Sir John Arthur émit un discret soupir.
– C’est exact, inspecteur. Je suis parfaitement au courant. Cette enquête, c’est moi qui l’ai demandée à l’agence Christie’s and Sons. Enquête n’est d’ailleurs pas le bon terme… En réalité, je faisais protéger Frances.
– Elle courait donc un danger ?
– Indirectement… Peut-être aviez-vous raison. C’est sans doute moi qui devais être assassiné à la place de Frances. Je ne voulais pas qu’on m’atteigne à travers elle.

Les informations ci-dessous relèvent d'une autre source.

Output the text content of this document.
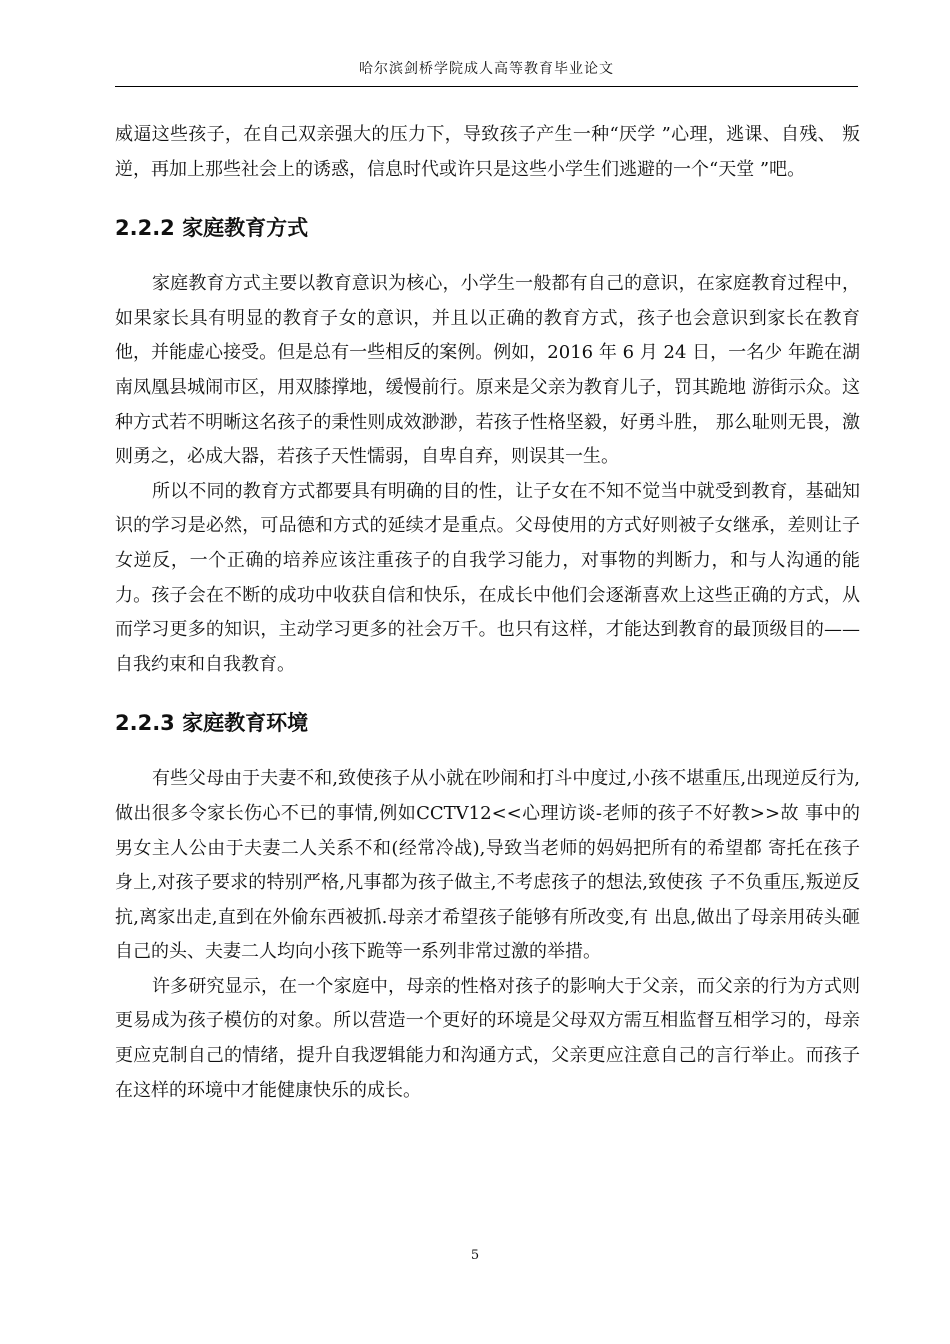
哈尔滨剑桥学院成人高等教育毕业论文

威逼这些孩子，在自己双亲强大的压力下，导致孩子产生一种“厌学 ”心理，逃课、自残、 叛逆，再加上那些社会上的诱惑，信息时代或许只是这些小学生们逃避的一个“天堂 ”吧。

2.2.2 家庭教育方式

家庭教育方式主要以教育意识为核心，小学生一般都有自己的意识，在家庭教育过程中，如果家长具有明显的教育子女的意识，并且以正确的教育方式，孩子也会意识到家长在教育他，并能虚心接受。但是总有一些相反的案例。例如，2016 年 6 月 24 日，一名少 年跪在湖南凤凰县城闹市区，用双膝撑地，缓慢前行。原来是父亲为教育儿子，罚其跪地 游街示众。这种方式若不明晰这名孩子的秉性则成效渺渺，若孩子性格坚毅，好勇斗胜， 那么耻则无畏，激则勇之，必成大器，若孩子天性懦弱，自卑自弃，则误其一生。

所以不同的教育方式都要具有明确的目的性，让子女在不知不觉当中就受到教育，基础知识的学习是必然，可品德和方式的延续才是重点。父母使用的方式好则被子女继承，差则让子女逆反，一个正确的培养应该注重孩子的自我学习能力，对事物的判断力，和与人沟通的能力。孩子会在不断的成功中收获自信和快乐，在成长中他们会逐渐喜欢上这些正确的方式，从而学习更多的知识，主动学习更多的社会万千。也只有这样，才能达到教育的最顶级目的——自我约束和自我教育。

2.2.3 家庭教育环境

有些父母由于夫妻不和,致使孩子从小就在吵闹和打斗中度过,小孩不堪重压,出现逆反行为,做出很多令家长伤心不已的事情,例如CCTV12<<心理访谈-老师的孩子不好教>>故 事中的男女主人公由于夫妻二人关系不和(经常冷战),导致当老师的妈妈把所有的希望都 寄托在孩子身上,对孩子要求的特别严格,凡事都为孩子做主,不考虑孩子的想法,致使孩 子不负重压,叛逆反抗,离家出走,直到在外偷东西被抓.母亲才希望孩子能够有所改变,有 出息,做出了母亲用砖头砸自己的头、夫妻二人均向小孩下跪等一系列非常过激的举措。

许多研究显示，在一个家庭中，母亲的性格对孩子的影响大于父亲，而父亲的行为方式则更易成为孩子模仿的对象。所以营造一个更好的环境是父母双方需互相监督互相学习的，母亲更应克制自己的情绪，提升自我逻辑能力和沟通方式，父亲更应注意自己的言行举止。而孩子在这样的环境中才能健康快乐的成长。

5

– Avez-vous reçu des menaces précises ?
– Menace est un bien grand mot. Disons que ma carrière a sans doute exacerbé des jalousies. Il y a bien eu un coup de téléphone anonyme que je n’ai pas pris au sérieux et qui avait rendu Frances inquiète. Elle ne voulait pas que je m’expose. Les milieux scientifiques ne comptent pas parmi les plus tendres. Et c’est le soir où Frances était parfaitement protégée…
Higgins parut embarrassé.
– Vous auriez dû me parler plus tôt de ce coup de téléphone et de cette protection.
– Je n’y pensais plus, répondit le savant sans la moindre gêne. Ces détails me semblent tellement futiles, aujourd’hui.

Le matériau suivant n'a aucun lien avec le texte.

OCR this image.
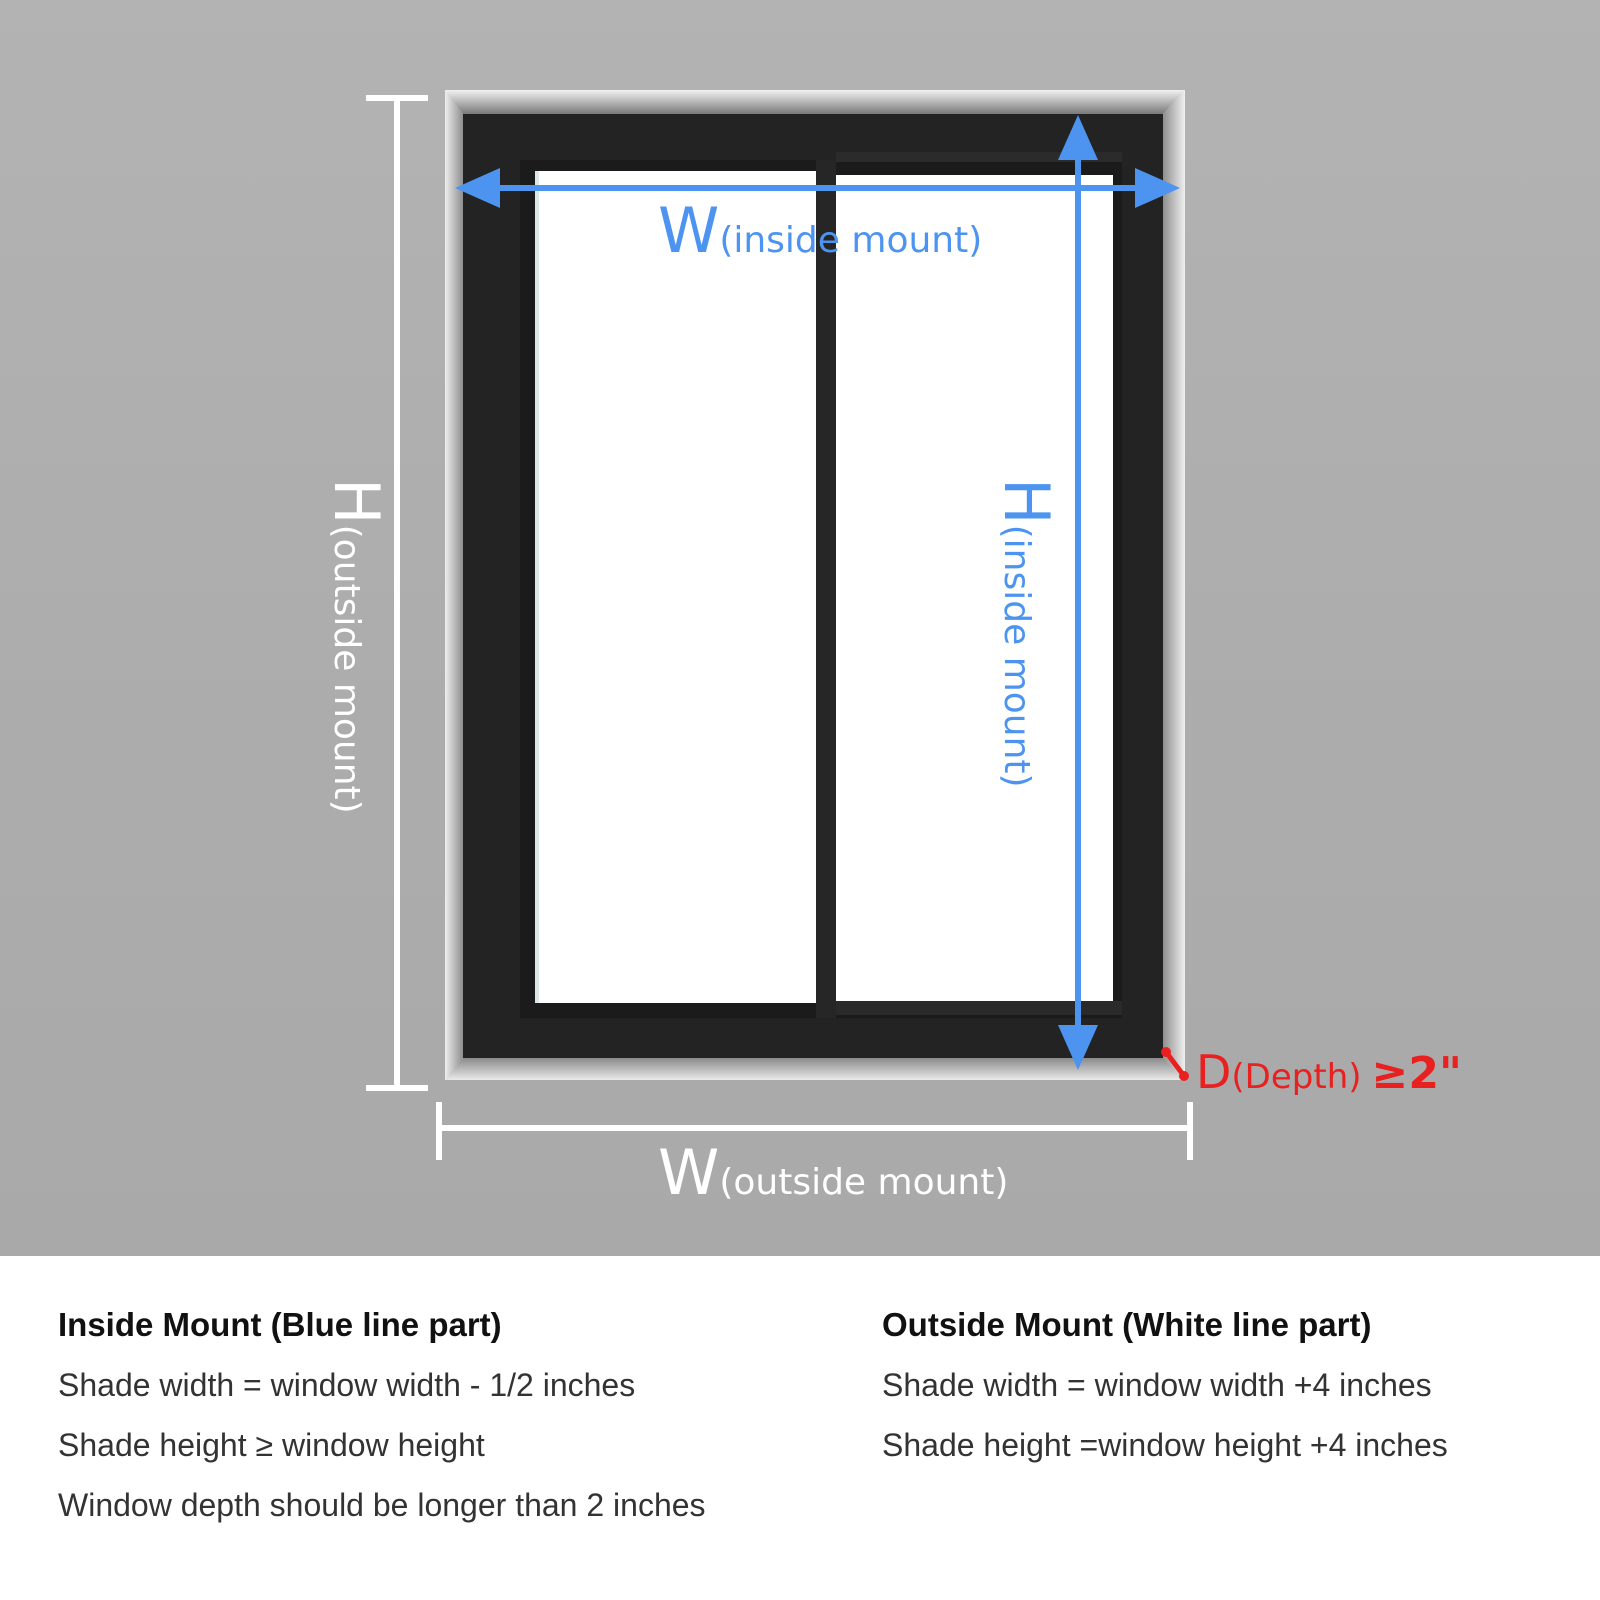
H(outside mount)
W(outside mount)
W(inside mount)
H(inside mount)
D(Depth) ≥2"
Inside Mount (Blue line part)
Shade width = window width - 1/2 inches
Shade height ≥ window height
Window depth should be longer than 2 inches
Outside Mount (White line part)
Shade width = window width +4 inches
Shade height =window height +4 inches
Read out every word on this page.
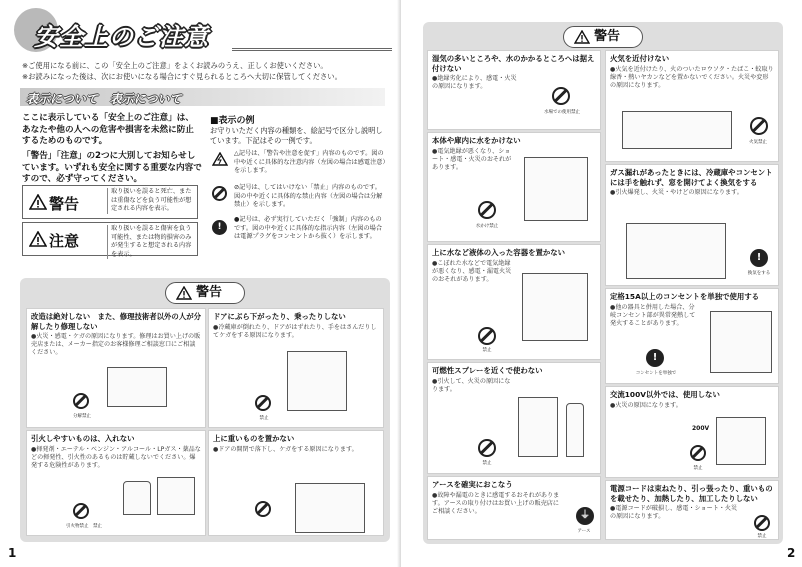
安全上のご注意
※ご使用になる前に、この「安全上のご注意」をよくお読みのうえ、正しくお使いください。
※お読みになった後は、次にお使いになる場合にすぐ見られるところへ大切に保管してください。
表示について　表示について
ここに表示している「安全上のご注意」は、あなたや他の人への危害や損害を未然に防止するためのものです。
「警告」「注意」の2つに大別してお知らせしています。いずれも安全に関する重要な内容ですので、必ず守ってください。
警告
取り扱いを誤ると死亡、または重傷などを負う可能性が想定される内容を表示。
注意
取り扱いを誤ると傷害を負う可能性、または物的損害のみが発生すると想定される内容を表示。
■表示の例
お守りいただく内容の種類を、絵記号で区分し説明しています。下記はその一例です。
△記号は、「警告や注意を促す」内容のものです。図の中や近くに具体的な注意内容（左図の場合は感電注意）を示します。
⊘記号は、してはいけない「禁止」内容のものです。図の中や近くに具体的な禁止内容（左図の場合は分解禁止）を示します。
!
●記号は、必ず実行していただく「強制」内容のものです。図の中や近くに具体的な指示内容（左図の場合は電源プラグをコンセントから抜く）を示します。
警告
改造は絶対しない　また、修理技術者以外の人が分解したり修理しない

●火災・感電・ケガの原因になります。修理はお買い上げの販売店または、メーカー指定のお客様修理ご相談窓口にご相談ください。

分解禁止
ドアにぶら下がったり、乗ったりしない

●冷蔵庫が倒れたり、ドアがはずれたり、手をはさんだりしてケガをする原因になります。

禁止
引火しやすいものは、入れない

●揮発剤・エーテル・ベンジン・アルコール・LPガス・薬品などの揮発性、引火性のあるものは貯蔵しないでください。爆発する危険性があります。

引火物禁止　禁止
上に重いものを置かない

●ドアの開閉で落下し、ケガをする原因になります。

1
警告
湿気の多いところや、水のかかるところへは据え付けない

●絶縁劣化により、感電・火災の原因になります。

水場での使用禁止
本体や庫内に水をかけない

●電気絶縁が悪くなり、ショート・感電・火災のおそれがあります。

水かけ禁止
上に水など液体の入った容器を置かない

●こぼれた水などで電気絶縁が悪くなり、感電・漏電火災のおそれがあります。

禁止
可燃性スプレーを近くで使わない

●引火して、火災の原因になります。

禁止
アースを確実におこなう

●故障や漏電のときに感電するおそれがあります。アースの取り付けはお買い上げの販売店にご相談ください。	⏚
アース
火気を近付けない

●火気を近付けたり、火のついたロウソク・たばこ・蚊取り線香・熱いヤカンなどを置かないでください。火災や変形の原因になります。

火気禁止
ガス漏れがあったときには、冷蔵庫やコンセントには手を触れず、窓を開けてよく換気をする

●引火爆発し、火災・やけどの原因になります。

!
換気をする
定格15A以上のコンセントを単独で使用する

●他の器具と併用した場合、分岐コンセント部が異常発熱して発火することがあります。

!
コンセントを単独で
交流100V以外では、使用しない

●火災の原因になります。

200V
禁止
電源コードは束ねたり、引っ張ったり、重いものを載せたり、加熱したり、加工したりしない

●電源コードが破損し、感電・ショート・火災の原因になります。

禁止
2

– Je vous comprends, Sir John Arthur. Mais voici au moins un point éclairci. À demain, donc.
*
L’agence Christie’s and Sons avait élu domicile dans Savile Row, au sein d’un des quartiers chics de Londres, tout près de Bond Street. Spécialisée dans l’étude de cas obligatoirement discrets, car appartenant à la haute société britannique, Christie’s and Sons ne faisait aucune publicité tapageuse. Le bouche à oreille suffisait amplement à sa réputation.
Higgins fut reçu dans un bureau spacieux dont le mobilier était de style Stuart. L’ex-inspecteur-chef ne l’appréciait guère, le jugeant à la fois lourd et maniéré.
Le représentant de l’agence était jeune, alerte, sûr de lui.
– Très honoré de vous recevoir, monsieur. Ne prononçons pas encore de nom, si vous le voulez bien… Discrétion oblige !
Higgins approuva.
– Laissez-moi deviner… Ne viendriez-vous pas pour un divorce ?
– Pas exactement, répondit Higgins. Pour un meurtre.
Son interlocuteur blêmit.
– Nous n’apprécions pas ce genre de plaisanteries. Nous sommes une agence sérieuse, nous avons nos entrées à Scotland Yard et…
– Je viens précisément du Yard, l’interrompit Higgins, j’aimerais m’entretenir avec vous du dossier d’un de vos clients. À titre confidentiel et officieux… À moins que vous ne préfériez l’intervention du superintendant Marlow ?
Le responsable de Christie’s and Sons redevint tout miel.
– Je suis à votre disposition, inspecteur.